Polish Finance Minister Jacek Rostowski said the change was projected to reduce the Polish national debt about 8 percent of Polish GDP, a move that allows the Polish government to resume another round of aggressive debt creation by borrowing in international markets.

By confiscating or otherwise “nationalizing” the bonds held in the private retirement accounts of Polish citizens, the government – with public debt standing at that time at approximately 52.7 percent of GDP – was able to circumvent two threshold restrictions that were deterring the government from allowing debt to rise to over 50 percent of GDP, followed by a second deterrence that kicks in when national debt hits 55 percent of GDP.

In March, the government of the Mediterranean island nation of Cyprus followed Ireland, Greece, Portugal and Spain in obtaining an emergency Eurozone bail-out of 10 billion euros, but only after Cyprus agreed to confiscate 10 percent of all deposits in Cypriot banks, calculated to result in a 10 billion euro “bail-in.”

“Bail-in” is the current term used in counterpoint to the more commonly known term “bail-out.”

A “bail-out” typically is a government injecting taxpayer funds into a failing financial institution or business to make up for insufficient reserves, or otherwise prevent or forestall a bankruptcy.
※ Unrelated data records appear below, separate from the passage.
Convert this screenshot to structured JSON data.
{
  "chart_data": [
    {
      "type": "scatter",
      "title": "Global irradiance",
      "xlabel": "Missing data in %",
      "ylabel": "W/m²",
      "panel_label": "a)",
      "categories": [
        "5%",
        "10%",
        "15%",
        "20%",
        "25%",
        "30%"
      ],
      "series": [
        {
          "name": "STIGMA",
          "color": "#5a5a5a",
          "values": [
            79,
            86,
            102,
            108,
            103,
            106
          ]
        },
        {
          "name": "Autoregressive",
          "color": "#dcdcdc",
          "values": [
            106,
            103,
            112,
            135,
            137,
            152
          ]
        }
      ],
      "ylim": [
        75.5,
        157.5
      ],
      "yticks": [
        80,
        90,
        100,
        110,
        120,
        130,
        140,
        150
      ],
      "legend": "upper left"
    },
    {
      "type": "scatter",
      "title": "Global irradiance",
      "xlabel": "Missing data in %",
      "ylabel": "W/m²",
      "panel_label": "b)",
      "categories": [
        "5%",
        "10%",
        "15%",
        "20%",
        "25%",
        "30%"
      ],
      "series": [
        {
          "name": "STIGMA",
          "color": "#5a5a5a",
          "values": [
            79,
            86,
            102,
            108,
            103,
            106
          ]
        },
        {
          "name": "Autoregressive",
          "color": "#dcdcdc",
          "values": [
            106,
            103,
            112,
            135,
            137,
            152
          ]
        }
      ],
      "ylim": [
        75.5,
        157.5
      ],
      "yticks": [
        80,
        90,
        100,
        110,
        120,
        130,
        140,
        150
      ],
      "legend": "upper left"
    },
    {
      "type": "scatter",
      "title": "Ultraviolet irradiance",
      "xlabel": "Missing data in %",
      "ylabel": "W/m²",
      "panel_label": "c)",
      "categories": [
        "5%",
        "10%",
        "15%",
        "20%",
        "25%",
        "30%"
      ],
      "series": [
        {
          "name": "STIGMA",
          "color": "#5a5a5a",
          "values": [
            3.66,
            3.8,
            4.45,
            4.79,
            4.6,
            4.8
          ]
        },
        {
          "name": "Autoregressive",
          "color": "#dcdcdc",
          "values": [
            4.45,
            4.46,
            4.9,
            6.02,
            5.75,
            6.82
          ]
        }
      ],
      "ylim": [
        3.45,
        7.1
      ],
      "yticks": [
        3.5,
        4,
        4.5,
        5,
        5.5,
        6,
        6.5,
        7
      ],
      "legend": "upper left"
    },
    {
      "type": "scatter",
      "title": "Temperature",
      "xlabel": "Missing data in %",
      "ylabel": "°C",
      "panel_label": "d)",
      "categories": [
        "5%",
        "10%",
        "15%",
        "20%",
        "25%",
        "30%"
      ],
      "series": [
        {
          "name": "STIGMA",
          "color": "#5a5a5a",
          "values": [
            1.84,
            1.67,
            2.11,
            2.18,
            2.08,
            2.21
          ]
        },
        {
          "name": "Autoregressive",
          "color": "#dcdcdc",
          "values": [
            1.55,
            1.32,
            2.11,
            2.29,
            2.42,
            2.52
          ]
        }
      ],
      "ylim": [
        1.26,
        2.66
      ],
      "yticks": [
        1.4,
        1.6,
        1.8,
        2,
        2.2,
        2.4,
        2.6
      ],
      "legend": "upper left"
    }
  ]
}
A “bail-in” is a relatively new term being used increasingly in international finance to refer to a situation in which private assets, including private bank deposits, are confiscated by government institutions to compensate for shortfalls. The bail-ins are used to address problems ranging from inadequacies in financial institution reserves to situations in which a government needs to reduce debt ratios to resume borrowing.